The following steps will help you determine if your score falls within the scoring ranges.

## How to get your raw scores

Compiling your score for the entire process is easy. Simply count the correct answers to each section.

Math has 58 questions. Actually, the Evidence-Based Reading & Writing section has two subsections: Reading as well as Writing & Language. Reading contains 52 questions, Writing & Language is home to 44.

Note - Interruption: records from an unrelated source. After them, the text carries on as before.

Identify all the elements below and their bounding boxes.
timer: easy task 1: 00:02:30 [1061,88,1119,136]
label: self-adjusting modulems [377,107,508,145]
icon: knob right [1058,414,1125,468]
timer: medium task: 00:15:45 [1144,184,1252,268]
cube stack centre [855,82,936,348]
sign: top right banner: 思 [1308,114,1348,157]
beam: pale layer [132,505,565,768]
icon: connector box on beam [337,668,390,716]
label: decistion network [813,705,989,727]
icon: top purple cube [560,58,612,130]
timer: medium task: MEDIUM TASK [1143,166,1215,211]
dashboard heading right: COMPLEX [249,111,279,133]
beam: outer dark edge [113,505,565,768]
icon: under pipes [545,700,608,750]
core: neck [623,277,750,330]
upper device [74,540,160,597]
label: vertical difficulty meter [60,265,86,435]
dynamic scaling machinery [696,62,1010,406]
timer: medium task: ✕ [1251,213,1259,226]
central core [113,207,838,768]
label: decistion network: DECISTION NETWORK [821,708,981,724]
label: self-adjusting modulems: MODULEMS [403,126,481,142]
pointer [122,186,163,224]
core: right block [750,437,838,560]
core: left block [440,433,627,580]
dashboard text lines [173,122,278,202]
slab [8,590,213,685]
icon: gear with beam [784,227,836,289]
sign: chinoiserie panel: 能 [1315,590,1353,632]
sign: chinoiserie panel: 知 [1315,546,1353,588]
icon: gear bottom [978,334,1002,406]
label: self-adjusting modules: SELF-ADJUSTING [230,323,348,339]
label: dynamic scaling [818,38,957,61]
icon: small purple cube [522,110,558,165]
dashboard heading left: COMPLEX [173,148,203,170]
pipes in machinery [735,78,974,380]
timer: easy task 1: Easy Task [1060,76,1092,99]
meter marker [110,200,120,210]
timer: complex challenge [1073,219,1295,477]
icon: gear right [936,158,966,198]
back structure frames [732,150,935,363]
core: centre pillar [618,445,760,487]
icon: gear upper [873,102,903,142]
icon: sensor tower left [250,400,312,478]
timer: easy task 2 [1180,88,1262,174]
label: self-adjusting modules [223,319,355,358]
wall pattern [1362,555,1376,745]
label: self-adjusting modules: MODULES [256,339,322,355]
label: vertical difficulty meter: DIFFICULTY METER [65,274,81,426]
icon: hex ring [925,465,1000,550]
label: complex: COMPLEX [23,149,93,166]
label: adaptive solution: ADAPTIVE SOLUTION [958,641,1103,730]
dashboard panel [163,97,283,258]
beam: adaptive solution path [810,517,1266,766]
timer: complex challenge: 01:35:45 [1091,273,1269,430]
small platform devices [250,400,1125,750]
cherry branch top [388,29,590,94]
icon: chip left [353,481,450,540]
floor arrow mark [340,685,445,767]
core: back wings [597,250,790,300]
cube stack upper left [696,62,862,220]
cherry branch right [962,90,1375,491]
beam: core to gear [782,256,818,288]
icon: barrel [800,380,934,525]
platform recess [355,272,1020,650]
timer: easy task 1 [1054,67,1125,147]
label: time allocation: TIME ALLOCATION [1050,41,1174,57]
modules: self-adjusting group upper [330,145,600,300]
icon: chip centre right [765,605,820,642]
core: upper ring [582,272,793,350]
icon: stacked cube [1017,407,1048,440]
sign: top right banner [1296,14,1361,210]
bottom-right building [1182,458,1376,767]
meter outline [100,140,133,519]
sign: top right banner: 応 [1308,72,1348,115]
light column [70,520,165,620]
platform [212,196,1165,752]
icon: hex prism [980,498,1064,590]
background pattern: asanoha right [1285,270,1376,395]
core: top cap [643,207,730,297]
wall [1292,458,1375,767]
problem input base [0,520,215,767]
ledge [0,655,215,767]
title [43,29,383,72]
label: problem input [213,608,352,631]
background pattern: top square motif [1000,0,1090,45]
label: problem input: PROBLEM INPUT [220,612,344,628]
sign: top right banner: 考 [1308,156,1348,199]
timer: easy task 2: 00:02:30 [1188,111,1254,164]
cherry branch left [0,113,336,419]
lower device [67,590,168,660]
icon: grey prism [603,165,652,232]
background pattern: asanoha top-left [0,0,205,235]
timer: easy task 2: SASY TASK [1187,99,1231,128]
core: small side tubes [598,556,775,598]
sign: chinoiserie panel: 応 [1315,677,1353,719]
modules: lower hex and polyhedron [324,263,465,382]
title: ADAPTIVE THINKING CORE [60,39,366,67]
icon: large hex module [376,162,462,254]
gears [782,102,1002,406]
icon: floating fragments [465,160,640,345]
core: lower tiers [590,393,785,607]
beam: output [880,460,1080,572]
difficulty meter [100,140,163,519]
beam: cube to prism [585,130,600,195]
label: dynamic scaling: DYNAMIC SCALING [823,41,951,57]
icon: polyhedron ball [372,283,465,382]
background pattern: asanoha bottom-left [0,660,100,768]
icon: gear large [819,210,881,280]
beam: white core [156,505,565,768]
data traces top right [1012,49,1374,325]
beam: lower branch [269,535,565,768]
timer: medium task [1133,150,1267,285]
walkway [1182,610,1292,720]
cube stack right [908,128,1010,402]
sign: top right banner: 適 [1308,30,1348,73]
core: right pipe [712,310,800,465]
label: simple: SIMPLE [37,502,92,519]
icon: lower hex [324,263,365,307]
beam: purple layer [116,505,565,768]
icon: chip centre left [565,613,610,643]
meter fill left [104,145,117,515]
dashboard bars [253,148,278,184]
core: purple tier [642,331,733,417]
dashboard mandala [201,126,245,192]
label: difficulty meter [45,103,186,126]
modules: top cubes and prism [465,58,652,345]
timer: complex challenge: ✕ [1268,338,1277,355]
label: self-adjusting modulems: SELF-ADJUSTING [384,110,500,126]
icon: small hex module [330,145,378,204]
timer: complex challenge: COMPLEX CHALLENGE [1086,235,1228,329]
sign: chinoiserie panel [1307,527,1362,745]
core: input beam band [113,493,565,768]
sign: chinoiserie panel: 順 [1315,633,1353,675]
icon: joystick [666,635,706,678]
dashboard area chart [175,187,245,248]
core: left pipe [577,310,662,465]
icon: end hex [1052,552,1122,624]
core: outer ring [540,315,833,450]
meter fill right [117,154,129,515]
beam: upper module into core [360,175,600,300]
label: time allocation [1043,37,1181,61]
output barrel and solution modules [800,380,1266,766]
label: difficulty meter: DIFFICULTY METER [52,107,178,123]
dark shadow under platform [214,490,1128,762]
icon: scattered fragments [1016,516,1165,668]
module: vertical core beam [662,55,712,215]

Now count how many questions were correct. Let's say you answer the following questions correctly:

*Math: 47 out 58*

*Reading: 40 from 52 *

*Wording & Language: 41 from 44*

An optional essay section is also available, but that will be covered later.

## Conversion of Raw Scores to Scaled Scores

You will see your SAT scores in scaled scores. The College Board, which administers SAT exams, does not give the exact conversion table they use. Although they provide a conversion scale for practice tests, each one may have a different one.

We will use the SAT practice test conversion table for convenience.

## Calculating the Scaled Math Score

Simply find the correct answer number for the math section. You will find your Scaled Mathematics Score if you get 47 correct answers.

## Calculating the Scaled Scores for Reading, Writing & Language

First, count how many questions you answered correctly in the Reading section. In this example, you have 40 correct answers.

You'll notice that the raw score column has 40 points.

Also, you got 41 correct answers for Writing & Language. You will also get a score *37*.

Add up the scores of 33 and 37 to get 70. Multiply this sum by 10 (70 x 10) to get 700. This is your scaled score for Evidence-Based Reading/Writing.

# How to get your composite score

Add your Math score and Evidence-Based Reading/Writing score. For a combined score 1,370, this is 670 + 700.

There is a lot of work required if you want to be admitted to Stanford. 700 is not enough to score in the Evidence-Based Reading and Writing sections. Math scores 670 less than the average.